Can episodic memory cause privacy issues in multi-user systems?
Yes, and this is a common oversight. Episodic memory stores personally identifiable information — what a user said, what they asked about, what decisions they made. In multi-user systems you must strictly isolate episodic stores by user ID and apply appropriate retention policies. Never allow one user's episodic memory to be retrievable by another user's agent, and implement deletion mechanisms so users can exercise the right to be forgotten.
Does vector retrieval work well for code, or is it mainly for natural language?
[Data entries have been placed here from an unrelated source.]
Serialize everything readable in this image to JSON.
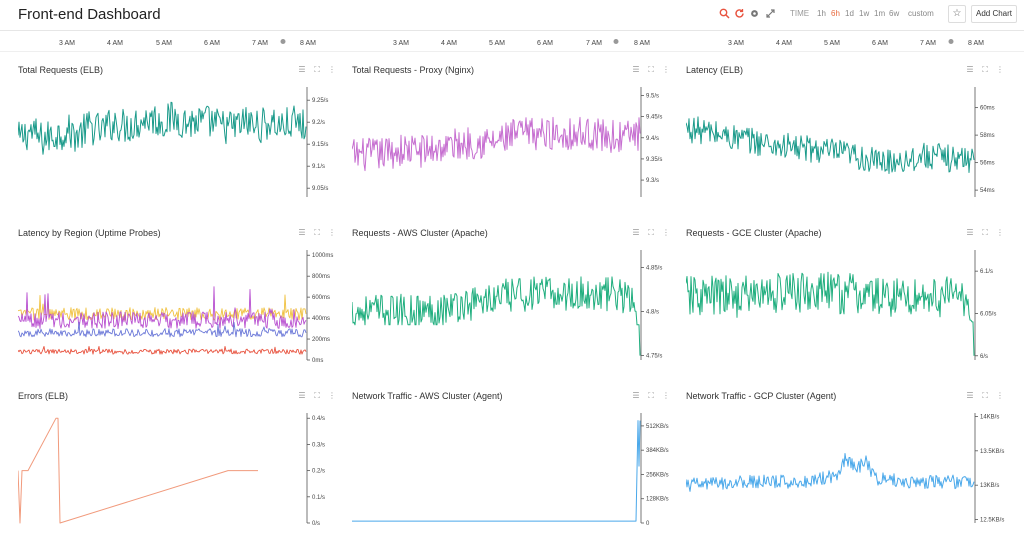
{
  "header": {
    "title": "Front-end Dashboard",
    "time_label": "TIME",
    "ranges": [
      "1h",
      "6h",
      "1d",
      "1w",
      "1m",
      "6w",
      "custom"
    ],
    "active_range": "6h",
    "add_chart_label": "Add Chart",
    "icons": [
      "search-icon",
      "refresh-icon",
      "gear-icon",
      "expand-icon",
      "star-icon"
    ]
  },
  "time_axis": {
    "ticks": [
      "3 AM",
      "4 AM",
      "5 AM",
      "6 AM",
      "7 AM",
      "8 AM"
    ]
  },
  "accent_colors": {
    "teal": "#1a9a8a",
    "magenta": "#c66ed0",
    "green": "#1fae7e",
    "orange": "#f19a7c",
    "blue": "#4aa8ea",
    "active_range": "#e86a3e"
  },
  "panels": [
    {
      "title": "Total Requests (ELB)",
      "chart_data": {
        "type": "line",
        "y_ticks": [
          "9.25/s",
          "9.2/s",
          "9.15/s",
          "9.1/s",
          "9.05/s"
        ],
        "ylim": [
          9.03,
          9.28
        ],
        "series": [
          {
            "color": "#1a9a8a",
            "points": [
              [
                0,
                9.16
              ],
              [
                12,
                9.18
              ],
              [
                24,
                9.16
              ],
              [
                36,
                9.17
              ],
              [
                48,
                9.18
              ],
              [
                60,
                9.17
              ],
              [
                72,
                9.19
              ],
              [
                84,
                9.18
              ],
              [
                96,
                9.2
              ],
              [
                108,
                9.19
              ],
              [
                120,
                9.2
              ],
              [
                132,
                9.21
              ],
              [
                144,
                9.2
              ],
              [
                156,
                9.21
              ],
              [
                168,
                9.2
              ],
              [
                180,
                9.2
              ],
              [
                192,
                9.2
              ],
              [
                204,
                9.19
              ],
              [
                216,
                9.19
              ],
              [
                228,
                9.2
              ],
              [
                240,
                9.19
              ],
              [
                252,
                9.2
              ],
              [
                264,
                9.19
              ],
              [
                276,
                9.2
              ],
              [
                288,
                9.19
              ]
            ],
            "noise": 0.04,
            "min": 9.08,
            "max": 9.27
          }
        ]
      }
    },
    {
      "title": "Total Requests - Proxy (Nginx)",
      "chart_data": {
        "type": "line",
        "y_ticks": [
          "9.5/s",
          "9.45/s",
          "9.4/s",
          "9.35/s",
          "9.3/s"
        ],
        "ylim": [
          9.26,
          9.52
        ],
        "series": [
          {
            "color": "#c66ed0",
            "points": [
              [
                0,
                9.36
              ],
              [
                24,
                9.36
              ],
              [
                48,
                9.37
              ],
              [
                72,
                9.37
              ],
              [
                96,
                9.38
              ],
              [
                120,
                9.39
              ],
              [
                144,
                9.39
              ],
              [
                168,
                9.41
              ],
              [
                192,
                9.41
              ],
              [
                216,
                9.41
              ],
              [
                240,
                9.41
              ],
              [
                264,
                9.4
              ],
              [
                288,
                9.41
              ]
            ],
            "noise": 0.04,
            "min": 9.28,
            "max": 9.5
          }
        ]
      }
    },
    {
      "title": "Latency (ELB)",
      "chart_data": {
        "type": "line",
        "y_ticks": [
          "60ms",
          "58ms",
          "56ms",
          "54ms"
        ],
        "ylim": [
          53.5,
          61.5
        ],
        "series": [
          {
            "color": "#1a9a8a",
            "points": [
              [
                0,
                58.5
              ],
              [
                24,
                58.2
              ],
              [
                48,
                57.8
              ],
              [
                72,
                57.5
              ],
              [
                96,
                57.2
              ],
              [
                120,
                57.0
              ],
              [
                144,
                56.8
              ],
              [
                168,
                56.5
              ],
              [
                192,
                56.0
              ],
              [
                216,
                56.2
              ],
              [
                240,
                56.5
              ],
              [
                264,
                56.3
              ],
              [
                288,
                56.2
              ]
            ],
            "noise": 1.0,
            "min": 54.2,
            "max": 60.6
          }
        ]
      }
    },
    {
      "title": "Latency by Region (Uptime Probes)",
      "chart_data": {
        "type": "line",
        "y_ticks": [
          "1000ms",
          "800ms",
          "600ms",
          "400ms",
          "200ms",
          "0ms"
        ],
        "ylim": [
          0,
          1050
        ],
        "series": [
          {
            "name": "",
            "color": "#f0c242",
            "points": [
              [
                0,
                440
              ],
              [
                288,
                440
              ]
            ],
            "noise": 60,
            "min": 300,
            "max": 650
          },
          {
            "name": "",
            "color": "#b84fd0",
            "points": [
              [
                0,
                380
              ],
              [
                288,
                380
              ]
            ],
            "noise": 80,
            "min": 280,
            "max": 980
          },
          {
            "name": "",
            "color": "#6b78d8",
            "points": [
              [
                0,
                260
              ],
              [
                288,
                260
              ]
            ],
            "noise": 40,
            "min": 180,
            "max": 360
          },
          {
            "name": "",
            "color": "#e8533f",
            "points": [
              [
                0,
                80
              ],
              [
                288,
                80
              ]
            ],
            "noise": 25,
            "min": 30,
            "max": 130
          }
        ]
      }
    },
    {
      "title": "Requests - AWS Cluster (Apache)",
      "chart_data": {
        "type": "line",
        "y_ticks": [
          "4.85/s",
          "4.8/s",
          "4.75/s"
        ],
        "ylim": [
          4.745,
          4.87
        ],
        "series": [
          {
            "color": "#1fae7e",
            "points": [
              [
                0,
                4.8
              ],
              [
                24,
                4.8
              ],
              [
                48,
                4.8
              ],
              [
                72,
                4.8
              ],
              [
                96,
                4.805
              ],
              [
                120,
                4.81
              ],
              [
                144,
                4.815
              ],
              [
                168,
                4.82
              ],
              [
                192,
                4.82
              ],
              [
                216,
                4.82
              ],
              [
                240,
                4.82
              ],
              [
                264,
                4.82
              ],
              [
                280,
                4.815
              ],
              [
                288,
                4.75
              ]
            ],
            "noise": 0.02,
            "min": 4.785,
            "max": 4.855
          }
        ]
      }
    },
    {
      "title": "Requests - GCE Cluster (Apache)",
      "chart_data": {
        "type": "line",
        "y_ticks": [
          "6.1/s",
          "6.05/s",
          "6/s"
        ],
        "ylim": [
          5.995,
          6.125
        ],
        "series": [
          {
            "color": "#1fae7e",
            "points": [
              [
                0,
                6.07
              ],
              [
                48,
                6.07
              ],
              [
                96,
                6.075
              ],
              [
                144,
                6.075
              ],
              [
                192,
                6.07
              ],
              [
                240,
                6.07
              ],
              [
                280,
                6.07
              ],
              [
                288,
                6.0
              ]
            ],
            "noise": 0.025,
            "min": 6.04,
            "max": 6.115
          }
        ]
      }
    },
    {
      "title": "Errors (ELB)",
      "chart_data": {
        "type": "line",
        "y_ticks": [
          "0.4/s",
          "0.3/s",
          "0.2/s",
          "0.1/s",
          "0/s"
        ],
        "ylim": [
          0,
          0.42
        ],
        "series": [
          {
            "color": "#f19a7c",
            "points": [
              [
                0,
                0.2
              ],
              [
                2,
                0
              ],
              [
                4,
                0.2
              ],
              [
                10,
                0.2
              ],
              [
                38,
                0.4
              ],
              [
                40,
                0.4
              ],
              [
                42,
                0
              ],
              [
                210,
                0.2
              ],
              [
                240,
                0.2
              ]
            ],
            "noise": 0,
            "min": 0,
            "max": 0.42
          }
        ]
      }
    },
    {
      "title": "Network Traffic - AWS Cluster (Agent)",
      "chart_data": {
        "type": "line",
        "y_ticks": [
          "512KB/s",
          "384KB/s",
          "256KB/s",
          "128KB/s",
          "0"
        ],
        "ylim": [
          0,
          580
        ],
        "series": [
          {
            "color": "#4aa8ea",
            "points": [
              [
                0,
                10
              ],
              [
                284,
                10
              ],
              [
                286,
                540
              ],
              [
                287,
                300
              ],
              [
                288,
                540
              ]
            ],
            "noise": 0,
            "min": 0,
            "max": 580
          }
        ]
      }
    },
    {
      "title": "Network Traffic - GCP Cluster (Agent)",
      "chart_data": {
        "type": "line",
        "y_ticks": [
          "14KB/s",
          "13.5KB/s",
          "13KB/s",
          "12.5KB/s"
        ],
        "ylim": [
          12.45,
          14.05
        ],
        "series": [
          {
            "color": "#4aa8ea",
            "points": [
              [
                0,
                13.0
              ],
              [
                60,
                13.05
              ],
              [
                120,
                13.05
              ],
              [
                150,
                13.15
              ],
              [
                160,
                13.4
              ],
              [
                172,
                13.25
              ],
              [
                180,
                13.35
              ],
              [
                190,
                13.1
              ],
              [
                220,
                13.05
              ],
              [
                288,
                13.05
              ]
            ],
            "noise": 0.1,
            "min": 12.75,
            "max": 13.7
          }
        ]
      }
    }
  ]
}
Vector retrieval works for code, but you typically get better results with a hybrid approach: semantic search (vector similarity) for finding conceptually related code, combined with keyword or exact-match search for finding specific function names, class names, or error strings. Pure vector retrieval on code tends to return code that "feels" similar without necessarily being functionally relevant. Tools like Cursor handle this with a proprietary codebase indexing layer that blends both approaches.
How do I evaluate whether my memory design is actually working?
Build a small evaluation set of multi-turn conversations where the correct final response depends on information from an earlier turn. Run the agent with and without your memory layer on these cases and measure how often the agent correctly uses the earlier information. For episodic memory, test cross-session recall: start a session, establish some facts, end the session, start a new one, and ask about those facts. If recall accuracy is above 85% on your eval set, your memory layer is doing its job. Below 70%, you have a retrieval or compression problem worth fixing before shipping.